I’m a “Color Freak”. I collect color palettes. I can’t help noticing how the sun hits my Papyrus plant at 5 o’clock creating three hues of green that I would describe as celery, olive and basil. I can almost taste it! Purples and blues make me swoon. Yellows and oranges fill me with joy. A newly installed bed of pink, yellow, orange and white Kalanchoes scream Spring and confetti eggs. And oh, those pops of red in a beautiful Poinsettia during the holidays can boost me into a festive mood. Even the browns, from caramel to chocolate to espresso, feel toasty and calming.
Color makes people pause. They can’t help but notice, take a picture, or comment. And what better way to lift someone’s spirits, than a colorful bouquet of flowers, or a live healthy green plant?
It’s a great thing when your work is plants, because there is A LOT of color and texture in this realm and the palette is vast.
Offering a color rotation is one option folks usually do not refuse. When selling color, I always mention all the beautiful hues and textures of green at our disposal.
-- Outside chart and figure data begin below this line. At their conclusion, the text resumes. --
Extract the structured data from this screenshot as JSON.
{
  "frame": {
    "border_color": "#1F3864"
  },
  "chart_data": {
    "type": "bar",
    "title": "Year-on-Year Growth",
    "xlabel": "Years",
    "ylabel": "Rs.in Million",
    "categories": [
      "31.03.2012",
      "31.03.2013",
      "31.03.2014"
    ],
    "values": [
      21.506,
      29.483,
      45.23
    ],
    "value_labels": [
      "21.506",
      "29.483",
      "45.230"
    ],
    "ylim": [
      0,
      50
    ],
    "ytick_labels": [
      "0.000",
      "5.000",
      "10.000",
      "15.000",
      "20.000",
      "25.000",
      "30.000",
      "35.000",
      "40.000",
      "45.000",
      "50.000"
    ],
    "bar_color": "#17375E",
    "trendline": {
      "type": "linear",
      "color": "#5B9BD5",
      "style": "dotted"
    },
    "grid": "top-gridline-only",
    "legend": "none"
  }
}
However, educating the client as to what a “color plant” is may take some visuals to back up why it’s such a great idea. Having photo arrangements on an iPad or phone readily accessible along with some single pictures of the color plant would be great.
A “color plant” is any plant with a high amount of variegation, whether striped, speckled, or multi colored leaves. Fall is such a beautiful time of year to introduce the numerous and beautiful varieties of Croton out there. Then there’s Alocasia, Lemon/lime and Limelight Dracaenas, Brasil Cordatum, colorful hybrid Aglaonemas, burgundy Ficus Decora, cream colored Dieffenbachias and for extra texture Calethea, such as Lancifolia. All these last much longer than a bloomer would.
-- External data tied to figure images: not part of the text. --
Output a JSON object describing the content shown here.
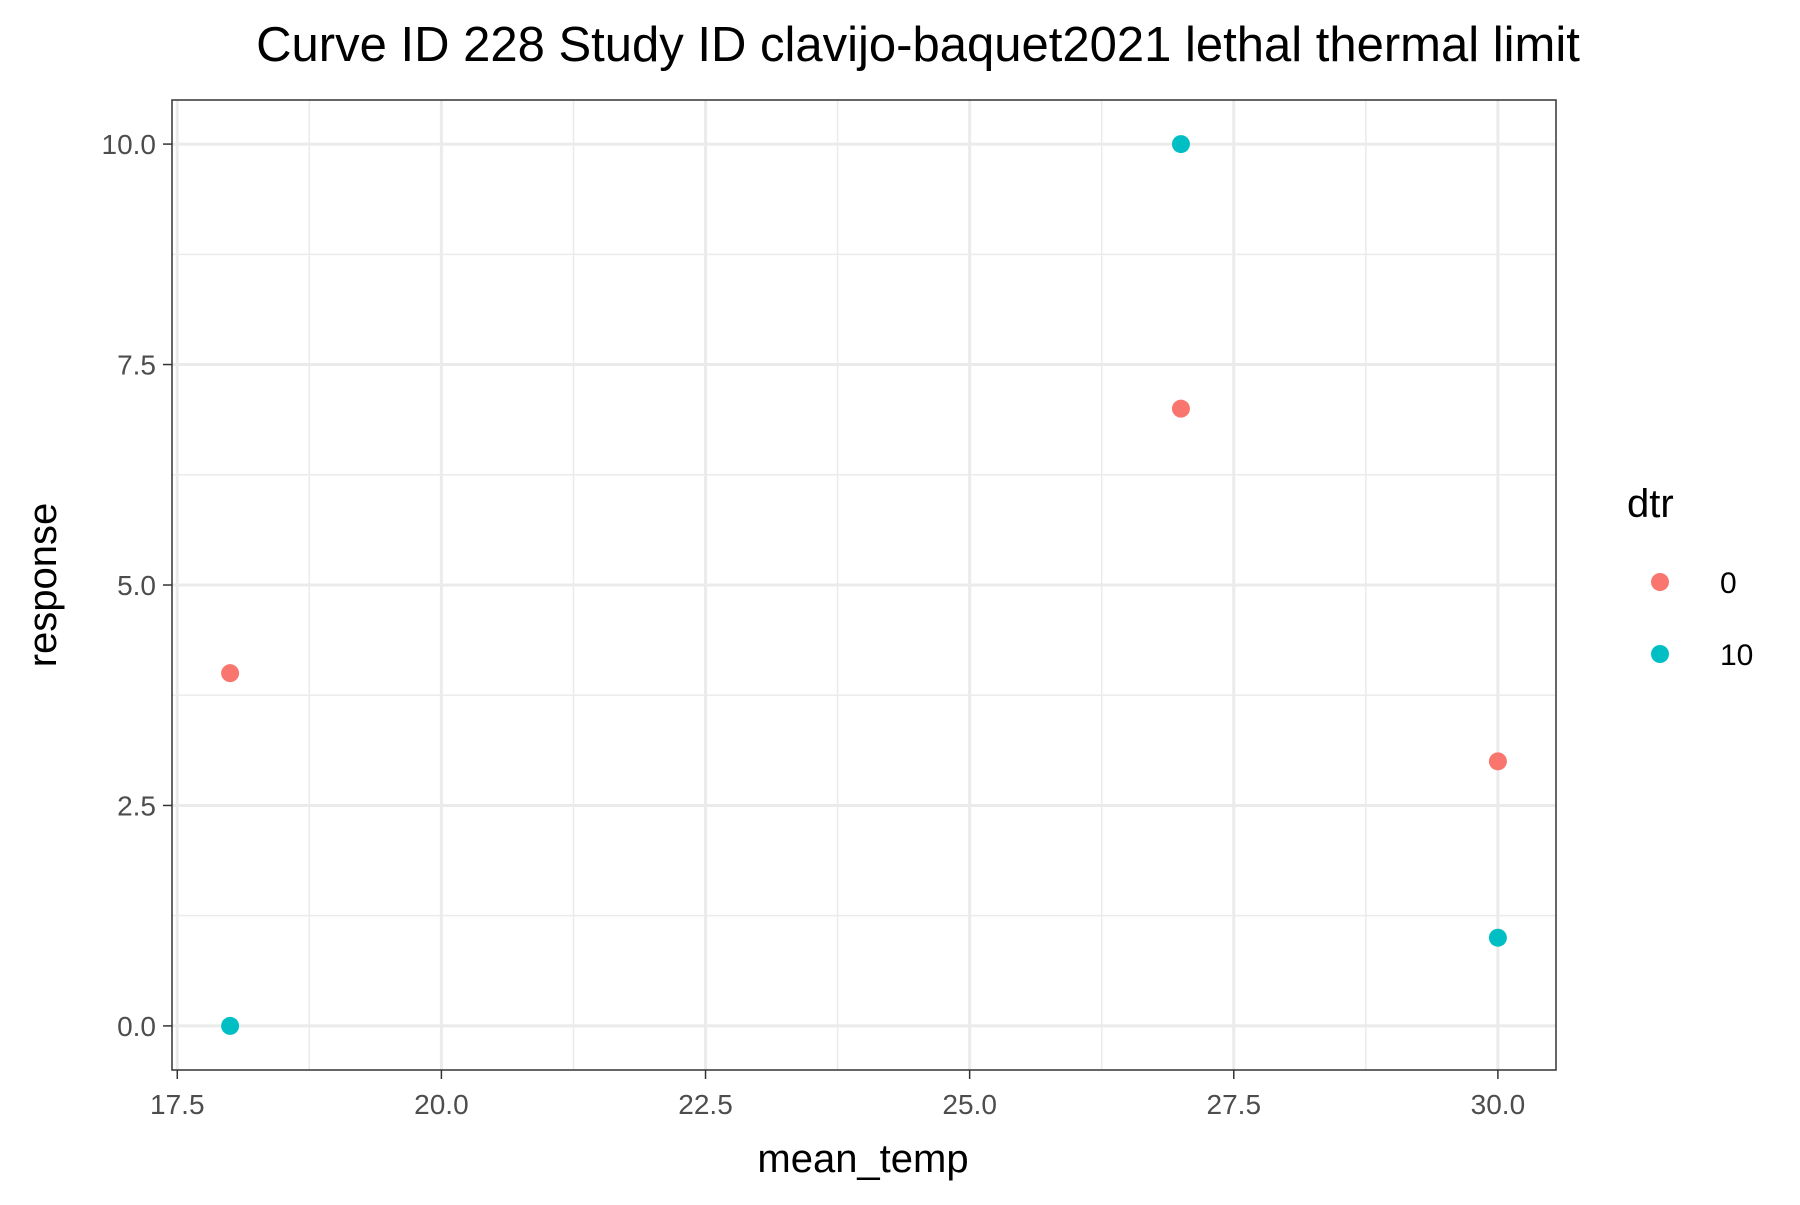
{
  "chart_data": {
    "type": "scatter",
    "title": "Curve ID 228 Study ID clavijo-baquet2021 lethal thermal limit",
    "xlabel": "mean_temp",
    "ylabel": "response",
    "xlim": [
      17.45,
      30.55
    ],
    "ylim": [
      -0.5,
      10.5
    ],
    "x_ticks": [
      17.5,
      20.0,
      22.5,
      25.0,
      27.5,
      30.0
    ],
    "x_tick_labels": [
      "17.5",
      "20.0",
      "22.5",
      "25.0",
      "27.5",
      "30.0"
    ],
    "y_ticks": [
      0.0,
      2.5,
      5.0,
      7.5,
      10.0
    ],
    "y_tick_labels": [
      "0.0",
      "2.5",
      "5.0",
      "7.5",
      "10.0"
    ],
    "grid": true,
    "legend": {
      "title": "dtr",
      "placement": "right"
    },
    "series": [
      {
        "name": "0",
        "color": "#F8766D",
        "points": [
          {
            "x": 18,
            "y": 4
          },
          {
            "x": 27,
            "y": 7
          },
          {
            "x": 30,
            "y": 3
          }
        ]
      },
      {
        "name": "10",
        "color": "#00BFC4",
        "points": [
          {
            "x": 18,
            "y": 0
          },
          {
            "x": 27,
            "y": 10
          },
          {
            "x": 30,
            "y": 1
          }
        ]
      }
    ]
  }
}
Don’t get me wrong, I like a great mass number bromeliad rotation, but it may be too big of an expense for some. A bromeliad / color plant mix is a good option to reducing the cost of your install. You get color, texture and savings. A win all the way around.
Orchids are very popular right now. Phalaenopsis are easy, colorful and prolific. Mix and match with replica and live succulents, or with ruffle ferns for something a little different.
Always mention the seasonal short term bloomers like Azaleas, Begonias, Mums and Kalanchoes. These are all great ways to add pizzazz to an annual color rotation.
And last, but certainly not least, if you feel adventurous opt for a live floral arrangement rotated weekly. We are seeing many folks trending towards a more minimalized, yet elegant look, and are very fortunate to have a talented floral specialist on staff who designs and constructs all our arrangements. As we build up this program, we may potentially see a need for a refrigerated cooler so we can purchase flowers direct. There are so many possibilities!
Color has the ability to turn frowning faces into smiles of simple pleasure. The presence of color is at the very heart of all human life.